There was no bread in the house this morning- again- so I made a quick batch whilst I waited for the bread to cook. 

  • 8 oz self raising flour
  • 1  1/2 oz butter
  • 1 1/2 tablespoons caster sugar
  • pinch of salt
  • milk
Preheat the oven to 220 C.

  1. Sift the flour into a large bowl and add a pinch of salt.
  2. Cut the butter into pieces and put into the flour, rub in until the mixture resembles breadcrumbs.  You don't need to be quite as light fingered as with pastry but the less you mess with the mixture the better.
  3. Add the sugar and mix through lightly.  You can make the mixture up ahead of time and stop at this point as long as you leave it in the fridge, it will keep for a few days and can be finished off when you have guests (who will be madly impressed) or for breakfast.
  4. Add milk to make into a firm but pliable dough.  This is the point where it can all go wrong as it is very easy to add too much.  Start by adding no more than a tablespoon and add just a tiny bit at a time so that your mixture isn't too wet.  I have deliberately left out a quantity from this recipe as measuring it does not work; you need to do it by eye.
  5. Roll on a floured board (or work surface) with a floured rolling pin (use a wine bottle if you don't have a pin) until it is about 3/4 of an inch (2cm) thick.
  6. Cut out the shapes and place on a non-stick baking sheet.  Put them all bunched together (don't worry, they won't stick to each other) so that they rise better.
  7. Cook near the top of the oven for 10-15 mins depending on the size and shape.

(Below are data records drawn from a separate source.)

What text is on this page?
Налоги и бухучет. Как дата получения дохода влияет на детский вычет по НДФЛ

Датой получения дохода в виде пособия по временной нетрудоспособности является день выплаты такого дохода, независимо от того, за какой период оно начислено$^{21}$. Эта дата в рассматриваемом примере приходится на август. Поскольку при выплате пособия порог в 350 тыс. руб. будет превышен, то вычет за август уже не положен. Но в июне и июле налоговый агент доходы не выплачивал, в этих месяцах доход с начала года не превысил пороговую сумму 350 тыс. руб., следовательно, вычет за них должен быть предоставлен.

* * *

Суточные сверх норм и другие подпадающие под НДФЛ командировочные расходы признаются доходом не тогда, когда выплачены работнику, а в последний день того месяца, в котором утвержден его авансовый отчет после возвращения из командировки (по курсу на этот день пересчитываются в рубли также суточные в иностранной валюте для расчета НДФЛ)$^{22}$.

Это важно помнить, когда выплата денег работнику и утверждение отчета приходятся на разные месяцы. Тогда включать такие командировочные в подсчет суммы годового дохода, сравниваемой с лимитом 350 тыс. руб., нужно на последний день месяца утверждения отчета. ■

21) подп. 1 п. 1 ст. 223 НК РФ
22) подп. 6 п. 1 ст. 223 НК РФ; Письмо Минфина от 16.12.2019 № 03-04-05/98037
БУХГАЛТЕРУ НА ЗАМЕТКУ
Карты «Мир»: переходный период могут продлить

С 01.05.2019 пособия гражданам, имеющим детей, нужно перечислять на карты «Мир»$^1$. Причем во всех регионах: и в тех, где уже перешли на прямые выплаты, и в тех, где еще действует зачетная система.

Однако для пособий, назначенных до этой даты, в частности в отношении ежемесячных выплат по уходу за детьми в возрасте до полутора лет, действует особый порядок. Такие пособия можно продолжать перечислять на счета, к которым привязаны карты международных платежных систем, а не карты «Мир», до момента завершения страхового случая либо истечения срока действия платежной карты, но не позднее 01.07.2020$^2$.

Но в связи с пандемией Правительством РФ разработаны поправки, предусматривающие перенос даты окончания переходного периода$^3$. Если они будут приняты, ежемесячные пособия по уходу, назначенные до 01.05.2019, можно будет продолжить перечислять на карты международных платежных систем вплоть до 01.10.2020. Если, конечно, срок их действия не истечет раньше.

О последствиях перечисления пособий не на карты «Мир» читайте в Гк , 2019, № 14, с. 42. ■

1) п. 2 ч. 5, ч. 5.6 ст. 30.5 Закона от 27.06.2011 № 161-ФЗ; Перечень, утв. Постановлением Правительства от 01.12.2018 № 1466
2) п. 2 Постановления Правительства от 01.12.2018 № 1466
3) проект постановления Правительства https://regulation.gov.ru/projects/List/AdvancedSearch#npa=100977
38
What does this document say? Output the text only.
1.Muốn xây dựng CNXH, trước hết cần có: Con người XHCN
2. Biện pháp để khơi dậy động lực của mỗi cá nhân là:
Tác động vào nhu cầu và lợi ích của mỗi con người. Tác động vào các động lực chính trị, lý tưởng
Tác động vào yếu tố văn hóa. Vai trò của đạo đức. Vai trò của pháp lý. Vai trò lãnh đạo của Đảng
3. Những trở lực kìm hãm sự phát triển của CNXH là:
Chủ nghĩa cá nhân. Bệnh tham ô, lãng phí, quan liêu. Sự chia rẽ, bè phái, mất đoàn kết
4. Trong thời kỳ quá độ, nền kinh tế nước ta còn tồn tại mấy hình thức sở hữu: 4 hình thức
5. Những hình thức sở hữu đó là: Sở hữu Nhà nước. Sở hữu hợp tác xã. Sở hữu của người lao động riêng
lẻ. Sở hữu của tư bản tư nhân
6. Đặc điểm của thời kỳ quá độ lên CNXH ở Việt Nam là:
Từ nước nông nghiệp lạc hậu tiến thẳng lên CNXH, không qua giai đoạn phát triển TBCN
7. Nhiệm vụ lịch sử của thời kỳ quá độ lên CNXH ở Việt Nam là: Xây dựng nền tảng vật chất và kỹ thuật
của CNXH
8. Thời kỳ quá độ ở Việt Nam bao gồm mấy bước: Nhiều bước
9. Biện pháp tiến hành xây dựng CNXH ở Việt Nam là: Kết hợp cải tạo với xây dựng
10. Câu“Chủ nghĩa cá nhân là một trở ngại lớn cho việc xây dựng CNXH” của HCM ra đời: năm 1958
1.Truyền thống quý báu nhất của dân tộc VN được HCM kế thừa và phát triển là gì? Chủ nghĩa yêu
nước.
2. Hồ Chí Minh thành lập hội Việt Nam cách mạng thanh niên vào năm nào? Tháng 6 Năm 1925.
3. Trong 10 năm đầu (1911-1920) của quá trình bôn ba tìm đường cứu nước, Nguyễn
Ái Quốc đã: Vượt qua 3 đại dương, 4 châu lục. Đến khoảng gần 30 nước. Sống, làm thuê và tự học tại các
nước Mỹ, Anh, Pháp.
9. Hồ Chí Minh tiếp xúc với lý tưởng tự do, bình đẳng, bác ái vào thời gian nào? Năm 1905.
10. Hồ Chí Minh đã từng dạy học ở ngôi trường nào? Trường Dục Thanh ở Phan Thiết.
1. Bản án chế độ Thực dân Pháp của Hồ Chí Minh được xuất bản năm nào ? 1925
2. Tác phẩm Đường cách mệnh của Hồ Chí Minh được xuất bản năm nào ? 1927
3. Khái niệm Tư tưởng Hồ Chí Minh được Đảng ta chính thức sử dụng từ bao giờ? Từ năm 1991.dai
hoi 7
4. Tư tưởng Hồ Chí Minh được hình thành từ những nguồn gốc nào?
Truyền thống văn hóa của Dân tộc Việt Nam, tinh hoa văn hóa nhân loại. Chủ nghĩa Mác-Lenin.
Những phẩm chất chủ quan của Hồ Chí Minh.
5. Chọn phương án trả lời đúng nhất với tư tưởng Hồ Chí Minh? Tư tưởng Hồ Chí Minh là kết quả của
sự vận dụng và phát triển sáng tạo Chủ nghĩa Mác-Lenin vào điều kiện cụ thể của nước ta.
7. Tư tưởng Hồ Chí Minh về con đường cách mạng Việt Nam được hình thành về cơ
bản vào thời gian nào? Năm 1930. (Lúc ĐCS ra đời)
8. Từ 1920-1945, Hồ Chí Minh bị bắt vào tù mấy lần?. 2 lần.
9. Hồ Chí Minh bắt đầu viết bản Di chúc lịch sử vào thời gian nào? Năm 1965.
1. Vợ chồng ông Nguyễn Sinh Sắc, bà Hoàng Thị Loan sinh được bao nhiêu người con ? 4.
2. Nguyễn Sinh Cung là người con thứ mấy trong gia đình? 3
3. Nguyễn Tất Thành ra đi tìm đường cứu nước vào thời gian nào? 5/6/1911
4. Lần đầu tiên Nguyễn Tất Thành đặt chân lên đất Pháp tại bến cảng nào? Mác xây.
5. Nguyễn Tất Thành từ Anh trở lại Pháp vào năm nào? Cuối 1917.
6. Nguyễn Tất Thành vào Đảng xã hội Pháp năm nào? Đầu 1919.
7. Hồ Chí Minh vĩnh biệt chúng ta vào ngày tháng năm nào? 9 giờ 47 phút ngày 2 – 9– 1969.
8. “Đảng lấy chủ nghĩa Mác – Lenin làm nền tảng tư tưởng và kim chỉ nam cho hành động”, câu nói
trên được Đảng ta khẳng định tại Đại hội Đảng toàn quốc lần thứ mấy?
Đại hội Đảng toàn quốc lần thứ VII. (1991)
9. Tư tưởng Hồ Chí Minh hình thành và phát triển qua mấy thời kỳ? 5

Best eaten warm from the oven with butter, but jam and cream, cheese, even Marmite are all delicious on them.  They aren't particularly sweet so they can be served as sweet or savoury as you chose.  Eat them on the day of baking (the fresher, the better); they don't keep well.

1 comment:

  1. I once read a useful comment on the correct pronunciation of the word Scone. It is, apparently, pronounced 'Scone'! (personally I use the short O).